Jude and Teddy smoke pot, huff and do whatever it takes to maintain a constant high. On Jude's 16th birthday, they hook up with Eliza, who is the daughter of Les's new girlfriend. Eliza comes to Vermont to meet Jude and Prudence because Les "is the best thing that ever happened" to her mother. Before she boards the train back to New York a mere six hours later, Teddy is dead from cocaine that she gave him and she is pregnant by him.
Enter Johnny, Teddy's 18-year-old half-brother--he marries Eliza so that he can raise Teddy's child because he loved him so much, even though he hadn't seen him for months. The problem is that Johnny is in the closet, except for his boyfriend Rooster, who evidently doesn't count since Johnny and Rooster, and very soon Jude and Eliza, are all members of "straight-edge," a cult movement that eschews meat, sex and drugs. What they are really about is hardcore punk.
Jude and Eliza join Johnny in New York, as do a few of Jude's friends.

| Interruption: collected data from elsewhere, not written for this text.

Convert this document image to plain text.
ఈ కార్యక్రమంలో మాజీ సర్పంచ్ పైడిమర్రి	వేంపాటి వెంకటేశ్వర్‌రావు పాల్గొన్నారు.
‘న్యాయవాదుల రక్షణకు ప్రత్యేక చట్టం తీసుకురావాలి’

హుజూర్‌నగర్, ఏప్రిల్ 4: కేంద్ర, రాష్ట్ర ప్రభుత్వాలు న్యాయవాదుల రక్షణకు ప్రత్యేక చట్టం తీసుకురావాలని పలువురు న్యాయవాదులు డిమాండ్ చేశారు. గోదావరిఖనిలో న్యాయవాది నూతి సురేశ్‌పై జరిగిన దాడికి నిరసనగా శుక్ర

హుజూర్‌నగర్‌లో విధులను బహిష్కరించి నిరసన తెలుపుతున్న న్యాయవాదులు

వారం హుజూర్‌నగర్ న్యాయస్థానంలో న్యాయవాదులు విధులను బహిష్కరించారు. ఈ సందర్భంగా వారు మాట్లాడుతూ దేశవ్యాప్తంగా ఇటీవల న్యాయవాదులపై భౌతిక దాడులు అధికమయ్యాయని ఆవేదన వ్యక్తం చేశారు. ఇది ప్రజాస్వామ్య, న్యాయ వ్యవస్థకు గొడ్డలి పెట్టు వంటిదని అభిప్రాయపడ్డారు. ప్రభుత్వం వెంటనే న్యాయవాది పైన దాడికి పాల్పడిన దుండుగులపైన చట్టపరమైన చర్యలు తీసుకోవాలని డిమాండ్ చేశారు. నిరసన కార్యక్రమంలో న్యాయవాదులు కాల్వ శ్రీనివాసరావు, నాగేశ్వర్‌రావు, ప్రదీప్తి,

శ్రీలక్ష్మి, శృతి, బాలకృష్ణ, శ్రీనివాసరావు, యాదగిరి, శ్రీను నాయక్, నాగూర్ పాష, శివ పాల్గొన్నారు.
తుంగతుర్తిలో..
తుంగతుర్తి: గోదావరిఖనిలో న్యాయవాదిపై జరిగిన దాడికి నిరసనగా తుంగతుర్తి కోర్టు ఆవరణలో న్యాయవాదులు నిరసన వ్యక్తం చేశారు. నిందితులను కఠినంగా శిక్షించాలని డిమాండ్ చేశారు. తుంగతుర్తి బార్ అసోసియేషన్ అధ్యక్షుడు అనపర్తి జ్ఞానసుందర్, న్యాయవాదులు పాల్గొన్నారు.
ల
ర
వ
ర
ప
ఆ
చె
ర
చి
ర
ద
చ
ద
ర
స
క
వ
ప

They form a band, of course, and go on tour. How this all happens is mysterious, even to the author. It just does. Then, the story goes south. Johnny decides to find Teddy's father--a momentary plot point that's moved quickly off the page. There is endless backing and forthing between Vermont and Manhattan, while Jude tries to dodge a guy whose stash he stole. There is violence, punk rock--but no drugs and no meat. The sex thing is a different story.
Henderson has certainly captured the dynamic of a generation of kids trying to overcome the legacy of whacked-out parents, terminal permissiveness and no rudder. Some of them are actually likable.--Valerie Ryan
Shelf Talker: Evoking the East Village scene in the 1980s, this debut novel captures the coming-of-age experience. Following the death of a teenage boy, three mourners try to make their way in the world, with precious little help from the adults in their lives.